David Cronenberg reprend, au début de Maps to the Stars, là où il avait laissé Robert Pattinson dans Cosmopolis (2012): à la porte d’une limousine. De New York à Los Angeles, on reste en fait… à Toronto, qui une fois encore fait figure de ville silhouette sur laquelle peuvent se projeter d’autres urbanités iconiques (1). Anecdote de tournage ? Mystification propre à la géographie contrainte d’une (co) production franco-canadienne? Avec le réalisateur canadien, ce n’est (peut être) pas seulement cela. Déjà le déroulé du fond vert, dans Cosmopolis, faisait descendre et remonter en même temps la même rue à la limousine noire du magnat financier, soulignant un peu plus la déterritorialisation du personnage principal. Dans Maps to the Stars, l’illusion ciné-géographique renvoie consciemment ou non, et par la force des choses, à la volonté de se confronter à la géographique d’un mythe ou du moins à sa part mythique, Hollywood.

L’entreprise de démolition du haut lieu envisagé par le bas et à la marge rappelle, par ailleurs, celle de Billy Wilder dans Sunset Boulevard (1950) et de David Lynch dans Mulholland Drive (2001). Mais ces deux-là nous plongeaient par et depuis la route, en insiders, dans les abymes oniriques et fantasmatiques du mythe, l’épaississant in fine. D. Cronenberg, l’outsider, le travaille en maintenant une froide distance, dans une perspective qui se veut cartographique. Pour l’épuiser ?

La palme aux palmiers

La carte, justement, assez magnifique qui ouvre (et ferme) le film et dans laquelle se mêle une portion du  réseau viaire angelin et des constellations stellaires transporte dans une cosmogonie contemporaine. Agatha, débarquant à L.A vient tout juste de monter dans la limousine et déjà la discussion avec son chauffeur, Jérôme, tourne autour de « la » carte des maisons des stars.

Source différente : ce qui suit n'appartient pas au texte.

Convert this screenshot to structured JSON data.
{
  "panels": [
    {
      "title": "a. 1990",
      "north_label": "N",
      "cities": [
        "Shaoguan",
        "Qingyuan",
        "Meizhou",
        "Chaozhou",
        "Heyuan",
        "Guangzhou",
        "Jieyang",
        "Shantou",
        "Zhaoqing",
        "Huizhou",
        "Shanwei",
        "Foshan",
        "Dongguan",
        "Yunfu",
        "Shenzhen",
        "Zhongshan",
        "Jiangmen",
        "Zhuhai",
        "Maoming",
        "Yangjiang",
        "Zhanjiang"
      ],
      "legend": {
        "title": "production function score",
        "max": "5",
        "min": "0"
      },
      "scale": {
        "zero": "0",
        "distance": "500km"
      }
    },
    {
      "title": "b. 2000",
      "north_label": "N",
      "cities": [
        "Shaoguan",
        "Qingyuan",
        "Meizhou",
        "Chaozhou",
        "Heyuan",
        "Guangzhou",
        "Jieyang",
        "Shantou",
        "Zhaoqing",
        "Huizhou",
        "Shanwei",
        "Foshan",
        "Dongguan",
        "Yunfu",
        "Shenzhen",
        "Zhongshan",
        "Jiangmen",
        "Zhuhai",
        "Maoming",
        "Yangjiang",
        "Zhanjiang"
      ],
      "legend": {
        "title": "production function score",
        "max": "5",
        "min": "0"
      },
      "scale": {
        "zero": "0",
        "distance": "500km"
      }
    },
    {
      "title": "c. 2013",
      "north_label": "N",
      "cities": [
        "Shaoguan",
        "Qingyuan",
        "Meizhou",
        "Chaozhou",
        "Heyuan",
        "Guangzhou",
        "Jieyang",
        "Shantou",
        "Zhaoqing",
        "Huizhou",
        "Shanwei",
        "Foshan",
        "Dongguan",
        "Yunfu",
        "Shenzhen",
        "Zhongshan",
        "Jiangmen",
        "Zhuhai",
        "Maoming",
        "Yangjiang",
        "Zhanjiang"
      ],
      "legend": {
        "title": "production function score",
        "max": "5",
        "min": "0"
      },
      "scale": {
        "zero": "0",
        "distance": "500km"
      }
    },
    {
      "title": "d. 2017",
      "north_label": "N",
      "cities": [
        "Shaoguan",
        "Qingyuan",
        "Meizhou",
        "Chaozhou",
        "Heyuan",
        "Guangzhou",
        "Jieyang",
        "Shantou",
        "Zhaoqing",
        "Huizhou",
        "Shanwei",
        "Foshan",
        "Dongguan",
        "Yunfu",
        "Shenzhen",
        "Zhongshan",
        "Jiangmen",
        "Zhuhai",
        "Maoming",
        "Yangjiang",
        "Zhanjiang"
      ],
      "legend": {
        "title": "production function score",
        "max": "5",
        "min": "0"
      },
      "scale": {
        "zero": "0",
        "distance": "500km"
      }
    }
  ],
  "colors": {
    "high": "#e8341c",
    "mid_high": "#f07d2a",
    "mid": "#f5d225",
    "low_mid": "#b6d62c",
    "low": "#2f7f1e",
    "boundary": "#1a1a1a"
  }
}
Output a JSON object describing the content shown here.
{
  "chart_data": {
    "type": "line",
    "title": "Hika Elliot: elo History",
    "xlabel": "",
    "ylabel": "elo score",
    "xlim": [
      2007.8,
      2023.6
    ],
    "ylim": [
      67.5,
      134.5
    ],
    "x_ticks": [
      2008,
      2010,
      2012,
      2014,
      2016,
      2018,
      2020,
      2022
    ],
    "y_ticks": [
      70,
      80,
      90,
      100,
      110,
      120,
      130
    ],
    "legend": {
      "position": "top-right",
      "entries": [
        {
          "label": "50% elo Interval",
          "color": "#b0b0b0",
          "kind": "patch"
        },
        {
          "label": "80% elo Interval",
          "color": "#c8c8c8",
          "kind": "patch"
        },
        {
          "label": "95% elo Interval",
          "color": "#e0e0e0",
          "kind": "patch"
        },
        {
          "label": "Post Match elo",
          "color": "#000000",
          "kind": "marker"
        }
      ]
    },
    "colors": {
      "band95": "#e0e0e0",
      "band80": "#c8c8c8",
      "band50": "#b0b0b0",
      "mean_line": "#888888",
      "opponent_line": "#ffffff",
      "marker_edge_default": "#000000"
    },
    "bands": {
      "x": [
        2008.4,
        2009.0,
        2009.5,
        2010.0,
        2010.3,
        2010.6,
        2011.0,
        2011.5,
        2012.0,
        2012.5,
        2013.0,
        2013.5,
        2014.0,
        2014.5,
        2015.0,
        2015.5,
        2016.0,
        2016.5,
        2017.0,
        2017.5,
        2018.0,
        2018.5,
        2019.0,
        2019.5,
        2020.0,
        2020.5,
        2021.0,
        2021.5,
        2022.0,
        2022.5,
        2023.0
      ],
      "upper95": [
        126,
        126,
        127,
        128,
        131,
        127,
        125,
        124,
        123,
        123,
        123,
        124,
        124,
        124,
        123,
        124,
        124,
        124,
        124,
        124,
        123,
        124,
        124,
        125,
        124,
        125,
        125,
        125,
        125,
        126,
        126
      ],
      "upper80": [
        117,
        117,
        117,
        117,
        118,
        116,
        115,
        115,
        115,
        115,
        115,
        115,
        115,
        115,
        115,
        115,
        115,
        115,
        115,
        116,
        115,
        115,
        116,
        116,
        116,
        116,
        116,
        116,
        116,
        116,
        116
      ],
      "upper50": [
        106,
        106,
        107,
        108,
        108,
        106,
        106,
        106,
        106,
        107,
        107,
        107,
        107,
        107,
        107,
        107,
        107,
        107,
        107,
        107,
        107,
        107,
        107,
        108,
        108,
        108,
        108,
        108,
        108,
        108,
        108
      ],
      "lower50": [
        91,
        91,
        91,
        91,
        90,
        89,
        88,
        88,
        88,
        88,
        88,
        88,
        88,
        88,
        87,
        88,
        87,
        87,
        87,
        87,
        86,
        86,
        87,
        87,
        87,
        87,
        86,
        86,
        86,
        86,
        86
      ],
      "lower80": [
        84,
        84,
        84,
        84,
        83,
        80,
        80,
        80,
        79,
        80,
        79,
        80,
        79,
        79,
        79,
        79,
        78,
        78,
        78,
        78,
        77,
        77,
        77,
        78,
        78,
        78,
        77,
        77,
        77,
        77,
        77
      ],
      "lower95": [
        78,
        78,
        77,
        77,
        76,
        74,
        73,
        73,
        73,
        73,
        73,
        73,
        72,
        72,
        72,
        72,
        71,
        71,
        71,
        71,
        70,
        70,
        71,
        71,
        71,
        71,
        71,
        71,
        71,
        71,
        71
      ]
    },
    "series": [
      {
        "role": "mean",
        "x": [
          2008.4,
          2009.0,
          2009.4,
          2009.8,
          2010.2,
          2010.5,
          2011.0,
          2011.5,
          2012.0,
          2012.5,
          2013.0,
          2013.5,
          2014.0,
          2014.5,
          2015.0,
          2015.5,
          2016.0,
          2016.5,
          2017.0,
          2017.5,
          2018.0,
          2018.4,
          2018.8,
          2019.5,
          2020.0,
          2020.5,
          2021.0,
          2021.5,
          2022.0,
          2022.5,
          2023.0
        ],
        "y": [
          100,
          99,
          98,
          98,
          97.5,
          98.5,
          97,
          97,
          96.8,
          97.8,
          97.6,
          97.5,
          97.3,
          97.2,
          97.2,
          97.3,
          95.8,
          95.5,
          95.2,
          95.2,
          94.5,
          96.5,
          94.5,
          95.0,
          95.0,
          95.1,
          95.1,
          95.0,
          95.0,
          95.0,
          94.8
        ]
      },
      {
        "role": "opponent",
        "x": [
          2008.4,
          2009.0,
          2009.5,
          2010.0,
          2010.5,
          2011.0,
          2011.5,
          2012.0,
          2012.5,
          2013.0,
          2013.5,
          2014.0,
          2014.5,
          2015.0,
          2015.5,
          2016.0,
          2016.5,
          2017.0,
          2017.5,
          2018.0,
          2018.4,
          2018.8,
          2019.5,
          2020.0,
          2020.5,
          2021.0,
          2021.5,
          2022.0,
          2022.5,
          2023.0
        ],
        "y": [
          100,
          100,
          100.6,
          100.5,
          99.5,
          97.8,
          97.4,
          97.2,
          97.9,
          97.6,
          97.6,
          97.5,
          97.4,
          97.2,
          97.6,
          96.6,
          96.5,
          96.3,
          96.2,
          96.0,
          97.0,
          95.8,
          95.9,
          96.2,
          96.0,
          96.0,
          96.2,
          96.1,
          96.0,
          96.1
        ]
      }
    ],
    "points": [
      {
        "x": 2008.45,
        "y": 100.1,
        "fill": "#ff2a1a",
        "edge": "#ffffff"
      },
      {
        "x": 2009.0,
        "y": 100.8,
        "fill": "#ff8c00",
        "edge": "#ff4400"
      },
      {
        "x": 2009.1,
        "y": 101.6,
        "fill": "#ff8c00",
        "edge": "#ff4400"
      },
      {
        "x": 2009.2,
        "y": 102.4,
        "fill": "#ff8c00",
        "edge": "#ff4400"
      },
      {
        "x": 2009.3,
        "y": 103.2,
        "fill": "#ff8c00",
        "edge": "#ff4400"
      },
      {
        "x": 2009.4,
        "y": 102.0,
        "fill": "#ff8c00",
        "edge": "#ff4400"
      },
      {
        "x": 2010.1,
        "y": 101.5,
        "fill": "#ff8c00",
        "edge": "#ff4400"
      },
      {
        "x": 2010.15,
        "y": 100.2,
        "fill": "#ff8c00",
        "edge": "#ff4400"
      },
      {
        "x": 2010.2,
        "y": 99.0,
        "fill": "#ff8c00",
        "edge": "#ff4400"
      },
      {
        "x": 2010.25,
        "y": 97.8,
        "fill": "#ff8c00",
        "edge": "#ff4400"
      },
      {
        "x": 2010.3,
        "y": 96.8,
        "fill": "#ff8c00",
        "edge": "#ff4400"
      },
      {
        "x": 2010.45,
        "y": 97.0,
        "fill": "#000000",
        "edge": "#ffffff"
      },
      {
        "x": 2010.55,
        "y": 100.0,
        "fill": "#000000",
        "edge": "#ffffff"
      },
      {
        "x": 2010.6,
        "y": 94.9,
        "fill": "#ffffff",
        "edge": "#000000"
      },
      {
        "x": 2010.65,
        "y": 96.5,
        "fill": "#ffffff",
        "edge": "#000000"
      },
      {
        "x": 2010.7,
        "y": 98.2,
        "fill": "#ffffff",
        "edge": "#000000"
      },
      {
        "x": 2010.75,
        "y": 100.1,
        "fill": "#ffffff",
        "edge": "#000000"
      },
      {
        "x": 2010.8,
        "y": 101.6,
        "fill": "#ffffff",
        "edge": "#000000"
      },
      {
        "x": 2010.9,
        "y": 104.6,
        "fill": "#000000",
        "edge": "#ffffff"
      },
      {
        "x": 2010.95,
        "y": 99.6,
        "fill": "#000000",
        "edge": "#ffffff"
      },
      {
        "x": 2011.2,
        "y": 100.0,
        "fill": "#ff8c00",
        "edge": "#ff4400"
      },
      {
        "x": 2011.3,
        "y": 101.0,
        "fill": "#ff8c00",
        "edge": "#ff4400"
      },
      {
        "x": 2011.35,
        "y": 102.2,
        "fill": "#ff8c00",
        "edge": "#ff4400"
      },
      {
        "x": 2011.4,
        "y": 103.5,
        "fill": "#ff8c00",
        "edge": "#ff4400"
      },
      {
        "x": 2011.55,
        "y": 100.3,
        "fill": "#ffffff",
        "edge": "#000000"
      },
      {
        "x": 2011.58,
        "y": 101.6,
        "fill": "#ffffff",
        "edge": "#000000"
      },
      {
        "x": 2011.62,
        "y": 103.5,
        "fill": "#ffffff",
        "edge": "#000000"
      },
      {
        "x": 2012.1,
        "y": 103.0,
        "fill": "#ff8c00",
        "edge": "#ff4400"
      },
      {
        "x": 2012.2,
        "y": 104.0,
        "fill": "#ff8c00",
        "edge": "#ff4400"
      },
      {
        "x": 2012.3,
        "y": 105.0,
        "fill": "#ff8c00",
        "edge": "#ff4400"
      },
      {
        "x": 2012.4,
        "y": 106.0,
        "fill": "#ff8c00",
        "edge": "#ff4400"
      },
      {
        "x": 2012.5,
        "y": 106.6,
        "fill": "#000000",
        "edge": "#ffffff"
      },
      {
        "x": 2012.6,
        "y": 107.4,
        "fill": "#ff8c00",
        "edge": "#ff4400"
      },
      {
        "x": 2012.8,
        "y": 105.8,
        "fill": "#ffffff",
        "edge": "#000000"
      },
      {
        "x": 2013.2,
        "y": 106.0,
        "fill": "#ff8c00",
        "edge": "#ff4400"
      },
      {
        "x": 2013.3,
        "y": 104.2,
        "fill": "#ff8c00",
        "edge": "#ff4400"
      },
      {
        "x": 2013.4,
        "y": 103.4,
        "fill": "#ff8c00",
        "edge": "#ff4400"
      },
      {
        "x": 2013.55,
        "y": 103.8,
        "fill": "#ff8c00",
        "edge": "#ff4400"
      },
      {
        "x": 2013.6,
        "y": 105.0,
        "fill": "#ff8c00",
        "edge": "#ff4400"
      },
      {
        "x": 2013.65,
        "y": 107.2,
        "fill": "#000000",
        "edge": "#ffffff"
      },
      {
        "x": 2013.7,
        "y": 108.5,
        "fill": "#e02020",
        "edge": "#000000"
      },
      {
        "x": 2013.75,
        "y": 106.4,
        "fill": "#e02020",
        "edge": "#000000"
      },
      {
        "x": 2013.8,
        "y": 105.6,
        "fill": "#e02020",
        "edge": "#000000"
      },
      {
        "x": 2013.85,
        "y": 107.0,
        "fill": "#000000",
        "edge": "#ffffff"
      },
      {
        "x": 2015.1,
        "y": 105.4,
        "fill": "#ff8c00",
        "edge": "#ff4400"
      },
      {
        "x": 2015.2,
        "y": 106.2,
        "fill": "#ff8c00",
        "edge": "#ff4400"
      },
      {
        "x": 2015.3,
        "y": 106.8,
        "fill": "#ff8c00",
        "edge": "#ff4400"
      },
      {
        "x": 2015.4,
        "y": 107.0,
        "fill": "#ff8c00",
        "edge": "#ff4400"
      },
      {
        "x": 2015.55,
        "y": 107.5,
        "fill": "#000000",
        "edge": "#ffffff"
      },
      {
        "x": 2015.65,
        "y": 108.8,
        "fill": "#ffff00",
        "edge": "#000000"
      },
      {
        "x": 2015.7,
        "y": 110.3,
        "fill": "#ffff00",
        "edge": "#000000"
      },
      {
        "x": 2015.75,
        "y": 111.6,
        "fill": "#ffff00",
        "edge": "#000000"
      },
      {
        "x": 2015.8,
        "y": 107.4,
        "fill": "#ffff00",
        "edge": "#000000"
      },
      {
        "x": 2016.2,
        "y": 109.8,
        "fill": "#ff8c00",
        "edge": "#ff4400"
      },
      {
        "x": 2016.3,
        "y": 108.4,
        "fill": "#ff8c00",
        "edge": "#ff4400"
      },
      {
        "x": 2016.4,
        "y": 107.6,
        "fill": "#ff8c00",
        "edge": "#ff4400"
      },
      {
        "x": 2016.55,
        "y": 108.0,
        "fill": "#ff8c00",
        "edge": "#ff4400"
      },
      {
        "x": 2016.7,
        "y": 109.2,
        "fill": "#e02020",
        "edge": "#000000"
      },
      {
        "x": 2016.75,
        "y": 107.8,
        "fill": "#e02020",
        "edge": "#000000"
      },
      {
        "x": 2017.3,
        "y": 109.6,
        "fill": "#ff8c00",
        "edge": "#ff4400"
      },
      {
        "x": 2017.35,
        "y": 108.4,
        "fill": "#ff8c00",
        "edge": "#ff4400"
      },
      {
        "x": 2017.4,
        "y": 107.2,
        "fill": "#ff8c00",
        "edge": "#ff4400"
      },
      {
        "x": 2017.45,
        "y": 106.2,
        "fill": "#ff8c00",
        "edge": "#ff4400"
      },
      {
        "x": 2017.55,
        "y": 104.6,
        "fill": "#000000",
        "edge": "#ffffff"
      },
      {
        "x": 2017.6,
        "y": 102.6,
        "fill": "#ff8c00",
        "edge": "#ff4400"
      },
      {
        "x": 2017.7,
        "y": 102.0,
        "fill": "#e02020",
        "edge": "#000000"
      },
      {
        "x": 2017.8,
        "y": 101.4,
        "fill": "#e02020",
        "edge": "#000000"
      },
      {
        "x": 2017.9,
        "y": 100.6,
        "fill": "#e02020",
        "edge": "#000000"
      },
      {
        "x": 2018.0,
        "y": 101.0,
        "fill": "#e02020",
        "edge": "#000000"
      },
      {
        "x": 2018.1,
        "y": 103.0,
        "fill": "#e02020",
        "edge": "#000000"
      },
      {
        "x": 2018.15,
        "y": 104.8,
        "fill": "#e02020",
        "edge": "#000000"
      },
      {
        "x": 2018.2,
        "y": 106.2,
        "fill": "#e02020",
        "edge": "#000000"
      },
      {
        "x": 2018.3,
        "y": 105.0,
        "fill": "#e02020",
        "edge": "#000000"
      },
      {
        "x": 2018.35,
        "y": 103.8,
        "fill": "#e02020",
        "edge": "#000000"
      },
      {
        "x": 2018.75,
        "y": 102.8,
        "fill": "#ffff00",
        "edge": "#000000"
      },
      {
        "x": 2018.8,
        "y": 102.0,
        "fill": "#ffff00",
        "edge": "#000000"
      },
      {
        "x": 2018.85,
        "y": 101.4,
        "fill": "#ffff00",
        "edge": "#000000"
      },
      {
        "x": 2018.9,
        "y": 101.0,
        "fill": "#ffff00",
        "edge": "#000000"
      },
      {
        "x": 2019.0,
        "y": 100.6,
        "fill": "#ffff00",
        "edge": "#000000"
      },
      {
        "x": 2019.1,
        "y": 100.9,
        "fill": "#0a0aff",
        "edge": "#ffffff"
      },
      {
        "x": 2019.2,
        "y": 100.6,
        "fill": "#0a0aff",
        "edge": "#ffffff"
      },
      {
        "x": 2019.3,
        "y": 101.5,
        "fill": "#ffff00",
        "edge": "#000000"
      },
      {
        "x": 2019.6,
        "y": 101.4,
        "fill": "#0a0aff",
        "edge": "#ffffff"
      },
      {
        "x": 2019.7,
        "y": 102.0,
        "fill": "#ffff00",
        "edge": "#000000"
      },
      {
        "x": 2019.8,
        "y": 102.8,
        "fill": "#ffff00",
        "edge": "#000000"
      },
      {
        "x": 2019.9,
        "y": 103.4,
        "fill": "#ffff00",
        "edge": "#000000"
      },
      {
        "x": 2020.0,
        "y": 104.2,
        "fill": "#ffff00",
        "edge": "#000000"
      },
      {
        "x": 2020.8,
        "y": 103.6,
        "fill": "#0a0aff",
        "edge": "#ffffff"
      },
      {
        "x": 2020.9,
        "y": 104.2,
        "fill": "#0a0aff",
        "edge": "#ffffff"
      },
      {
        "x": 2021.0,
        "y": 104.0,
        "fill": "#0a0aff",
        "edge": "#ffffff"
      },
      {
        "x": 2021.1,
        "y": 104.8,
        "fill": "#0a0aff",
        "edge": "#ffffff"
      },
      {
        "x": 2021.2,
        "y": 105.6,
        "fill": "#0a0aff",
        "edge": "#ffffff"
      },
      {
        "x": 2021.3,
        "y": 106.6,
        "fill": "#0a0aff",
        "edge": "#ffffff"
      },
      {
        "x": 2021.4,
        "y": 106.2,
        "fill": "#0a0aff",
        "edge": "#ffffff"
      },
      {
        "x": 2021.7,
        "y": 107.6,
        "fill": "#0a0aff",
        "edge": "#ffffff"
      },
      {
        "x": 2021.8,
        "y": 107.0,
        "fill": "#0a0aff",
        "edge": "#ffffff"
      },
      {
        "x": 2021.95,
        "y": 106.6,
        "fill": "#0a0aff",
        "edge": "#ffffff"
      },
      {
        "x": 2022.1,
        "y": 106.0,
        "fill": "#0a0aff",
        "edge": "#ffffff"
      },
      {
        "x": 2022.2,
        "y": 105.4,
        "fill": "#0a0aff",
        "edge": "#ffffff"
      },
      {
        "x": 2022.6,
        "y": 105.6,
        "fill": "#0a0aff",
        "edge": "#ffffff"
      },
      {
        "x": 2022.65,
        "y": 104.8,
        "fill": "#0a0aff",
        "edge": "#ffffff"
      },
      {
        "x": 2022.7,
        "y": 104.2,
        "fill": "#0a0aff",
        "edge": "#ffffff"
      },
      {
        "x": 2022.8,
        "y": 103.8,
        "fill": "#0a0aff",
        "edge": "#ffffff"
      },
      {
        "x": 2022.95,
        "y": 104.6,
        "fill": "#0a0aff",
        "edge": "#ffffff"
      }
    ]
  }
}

A l’image de The Bling Ring de Sofia Coppola (2013), le récit s’inscrit donc dans ce tropisme d’un espace starifié polarisé par les espaces domestiques des stars, ancrage et expression du rêve, prolongement matériel et réel de la nature double corps des stars car projection bivalente de leur intimité et de leur succès. Cette structure iconique de l’espace angelin, Maps to the stars, la reflète et s’y attaque frontalement. La carte laisse, en effet, la place à une esthétique de carte postale belle et froide dans laquelle le palmier est, dans le cadre, omniprésent.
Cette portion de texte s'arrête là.